Here, we produced a synthetic polymer having adequate biocompatibility, biodegradability, and bioresorbability, as well as mechanical properties for applications in bone tissue engineering. We used the fused deposition modeling (FDM) based 3D printing approach in order to produce biomimetic biodegradable scaffolds made of polylactic acid (PLA). We strengthened these scaffolds by addition of exfoliated boron nitride (EBN) as filler. We demonstrated the presence of EBN by physicochemical analysis using Raman spectroscopy and X-ray diffraction (XRD). Using differential scanning calorimetry (DSC) and thermogravimetric analysis (TGA), we found that EBN incorporation did not influence the transition temperature, but reduced the polymer crystallinity. Scanning electron microscopy for morphology evaluation showed a mean scaffold pore size of 500 µm. EBN incorporation did not affect the scaffold mechanical properties (tensile test), but modified the surface roughness. Moreover, contact angle quantification indicated that the surface of PLA/EBN scaffolds was hydrophilic and that of PLA scaffolds hydrophobic. Finally, the results of the cytotoxicity, cell attachment, and proliferation experiments using MG-63 and MC3T3 cells indicated that PLA scaffolds filled with EBN were nontoxic and compatible with osteoblastic cells and also promoted the scaffold mineralization by MG-63 cells. Altogether, our results suggest that this 3D printed nanocomposite scaffold is suitable for tissue engineering.

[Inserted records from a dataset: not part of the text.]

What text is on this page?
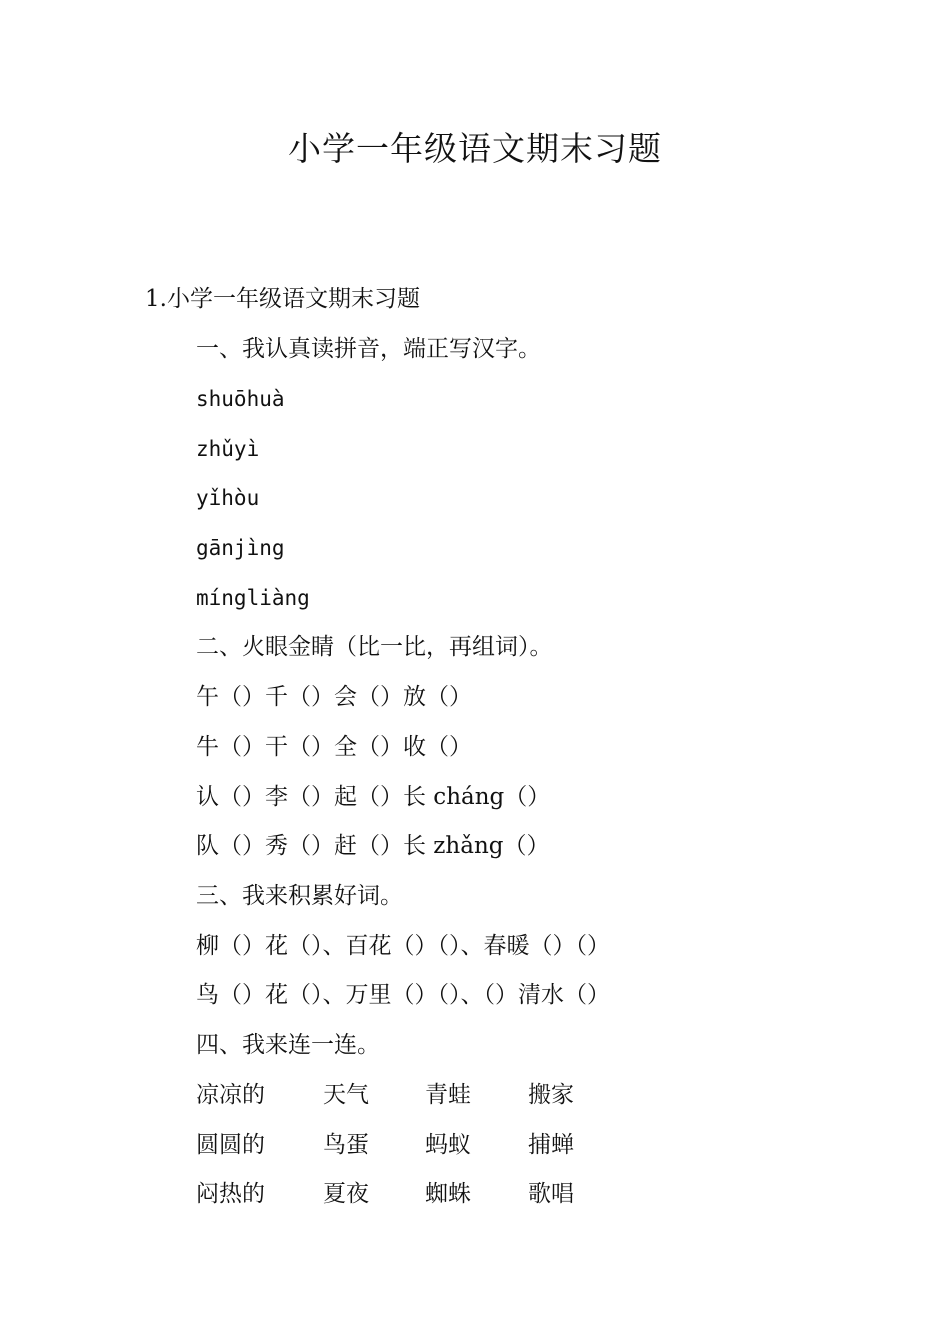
小学一年级语文期末习题
1.小学一年级语文期末习题
一、我认真读拼音，端正写汉字。
shuōhuà
zhǔyì
yǐhòu
gānjìng
míngliàng
二、火眼金睛（比一比，再组词）。
午（）千（）会（）放（）
牛（）干（）全（）收（）
认（）李（）起（）长 cháng（）
队（）秀（）赶（）长 zhǎng（）
三、我来积累好词。
柳（）花（）、百花（）（）、春暖（）（）
鸟（）花（）、万里（）（）、（）清水（）
四、我来连一连。
凉凉的	天气 青蛙 搬家
圆圆的	鸟蛋 蚂蚁 捕蝉
闷热的	夏夜 蜘蛛 歌唱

Design of Boron Nitride/Gelatin Electrospun Nanofibers for Bone Tissue Engineering.

Gelatin is a biodegradable biopolymer obtained by collagen denaturation, which shows poor mechanical properties. Hence, improving its mechanical properties is very essential toward the fabrication of efficient nontoxic material for biomedical applications. For this aim, various methods are employed using external fillers such as ceramics or bioglass. In this report, we introduce boron nitride (BN)-reinforced gelatin as a new class of two-dimensional biocompatible nanomaterials. The effect of the nanofiller on the mechanical behavior is analyzed. BN is efficiently exfoliated using the biopolymer gelatin as shown through Fourier transform infrared (FTIR) spectroscopy and X-ray diffraction (XRD). The exfoliated BN reinforces gelatin electrospun fibers, which results in an increase in the Young's modulus. The Electrospun Mats (ESM) are stable after the glutaraldehyde cross-linking, and the fibrous morphology is preserved. The cross-linked gelatin/BN ESM is highly bioactive in forming bonelike hydroxyapatite as shown by scanning electron microscopy. Due to their enhanced mineralization ability, the cross-linked ESM have been tested on human bone cells (HOS osteosarcoma cell line). The cell attachment, proliferation, and biocompatibility results show that the ESM are nontoxic and biodegradable. The analysis of osteoblast gene expression and the measurement of alkaline phosphatase activity confirm that these materials are suitable for bone tissue engineering.